The program was born out of a conversation between Tawonga executive director Jamie Simon and a group of eighth-graders, who spoke candidly about their religious education. “They didn’t want to be told how to be Jewish,” Simon said. “They wanted to be given a lot of information and to create their own Jewish journey.”
As of 2015, nearly 40 percent of Tawonga families were unaffiliated, so Simon set out to create a program that might engage those families and their children with a “buffet” of offerings that could be mixed and matched to create a meaningful education for each child.
Evon Yakar, a rabbi in the Lake Tahoe area, helped design the curriculum. For him, the biggest advantage to the program is autonomy. “The families get to articulate what’s of interest to them — points of connection to Jewish life, experience, learning,” he said. “That’s rich. We’re giving them the keys to their Judaism.”
Yakar worked with Tawonga educators to design the core content of the two-year-long program’s retreats, exploring ways to integrate prayer, learning, Torah discussion and reflection — like that of Sonia’s “holiness” exercise — with more traditional camp activities like capture the flag and talent shows. He also incorporated time outdoors, an important aspect of the Tawonga experience. “I do a lot of guiding, outdoor events, ski days,” Yakar said. “The outdoor setting engages young people in really profound ways, providing a sense of freedom, opportunity and challenge that inspires them.”
They didn’t want to be told how to be Jewish. They wanted to be given a lot of information and to create their own Jewish journey.
That’s certainly the case for 12-year-old Adam Wulkin. After five summers at Tawonga, the Oakland resident said camp helped him feel comfortable in his skin, a place “I can be myself and be weird and do weird things, with no competition, nobody judging.” He embraced the b’nai mitzvah program after years of religious school; its choose-your-own-adventure style suited his desire to glean his own meaning out of Jewish tradition. He found the meetings with his Tawonga-provided adult mentor — usually someone from the Tawonga staff or broader camp community — particularly rewarding. During these meetings, they discussed his Torah portion and what it means to be bar mitzvah.
Adam worked with program staff and his family to design his bar mitzvah. “The tunes, different melodies, which prayers we connected to — it was a group decision from the beginning,” his mother, Stefani Wulkin, said. On June 3, Adam will lead an outdoor service at the Mills College Student Union, followed by a picnic lunch, all suited to his preferences. That includes a service that’s especially inclusive: Adam has opted not to use a stage or podium preferring to lead from among his family and friends.

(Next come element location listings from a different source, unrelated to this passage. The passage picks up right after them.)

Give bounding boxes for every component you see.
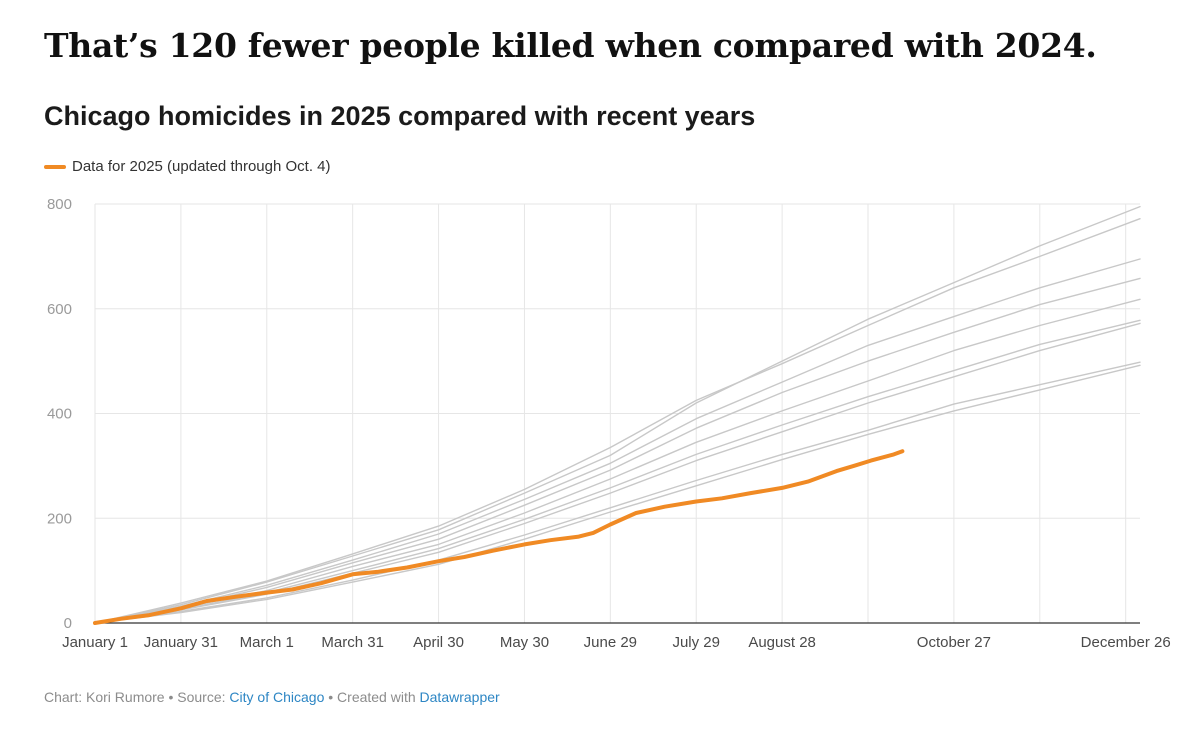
y-tick-label: 800 bbox=[47, 196, 72, 213]
series-line-prior-year bbox=[94, 322, 1141, 624]
series-line-prior-year bbox=[94, 361, 1141, 624]
x-tick-label: August 28 bbox=[748, 634, 816, 651]
footer-sep-source: • Source: bbox=[164, 689, 230, 705]
footer: Chart: Kori Rumore • Source: City of Chi… bbox=[44, 689, 500, 705]
series-line-prior-year bbox=[94, 364, 1141, 624]
x-tick-label: June 29 bbox=[584, 634, 637, 651]
series-line-2025 bbox=[93, 449, 905, 625]
y-tick-label: 600 bbox=[47, 301, 72, 318]
footer-sep-tool: • Created with bbox=[324, 689, 420, 705]
x-tick-label: October 27 bbox=[917, 634, 991, 651]
series-line-prior-year bbox=[94, 319, 1141, 624]
x-tick-label: April 30 bbox=[413, 634, 464, 651]
legend-label: Data for 2025 (updated through Oct. 4) bbox=[72, 158, 331, 175]
y-tick-label: 0 bbox=[64, 615, 72, 632]
series-line-prior-year bbox=[94, 258, 1141, 624]
series-line-prior-year bbox=[94, 205, 1141, 624]
footer-credit: Chart: Kori Rumore bbox=[44, 689, 165, 705]
x-tick-label: July 29 bbox=[672, 634, 720, 651]
x-tick-label: May 30 bbox=[500, 634, 549, 651]
x-tick-label: December 26 bbox=[1081, 634, 1171, 651]
x-tick-label: January 1 bbox=[62, 634, 128, 651]
x-tick-label: March 1 bbox=[240, 634, 294, 651]
series-line-prior-year bbox=[94, 298, 1141, 624]
y-tick-label: 200 bbox=[47, 510, 72, 527]
datawrapper-link[interactable]: Datawrapper bbox=[419, 689, 500, 705]
x-tick-label: March 31 bbox=[321, 634, 384, 651]
legend: Data for 2025 (updated through Oct. 4) bbox=[44, 158, 331, 175]
series-line-prior-year bbox=[94, 218, 1141, 624]
source-link[interactable]: City of Chicago bbox=[229, 689, 325, 705]
x-tick-label: January 31 bbox=[144, 634, 218, 651]
headline: That’s 120 fewer people killed when comp… bbox=[44, 26, 1097, 65]
legend-swatch-2025 bbox=[44, 164, 66, 169]
series-line-prior-year bbox=[94, 277, 1141, 624]
y-tick-label: 400 bbox=[47, 406, 72, 423]
chart-title: Chicago homicides in 2025 compared with … bbox=[44, 101, 756, 131]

As Adam sees it, the bar mitzvah process involves “giving back to my parents and everyone else … acknowledging them and that they all helped me. I’m doing this to show my ancestors and my teachers that I tried.”
Sonia, on the other hand, will stand on a stage at May 27 bat mitzvah in Berkeley Botanical Garden’s Redwood Grove, near her Oakland home. Her service will be song-heavy, including campfire classics that aren’t directly related to Judaism; she’s also thinking of writing a skit to explain her Torah portion, relishing the freedom to express herself as she wishes. “I like being different than everyone else; that’s just my personality,” she said, noting that her group of friends at school have dubbed themselves “Weirdos of the World.”
For the parents, watching their children prepare has been a powerful, if sometimes stressful, experience. But it influenced Elena Sobel, Sonia’s mother, in another way. She was raised without religion in the former Soviet Union, and was at first skeptical of the idea of a bat mitzvah — but the Tawonga program changed her mind.
“I think the whole experience of [Sonia] talking in front of other people, explaining her part of Torah, taking responsibility for what she’s saying — it’s teaching her a lot and making her more confident,” she said, adding that such confidence is important for a girl Sonia’s age. “So now I’m seeing the bat mitzvah in a different light.”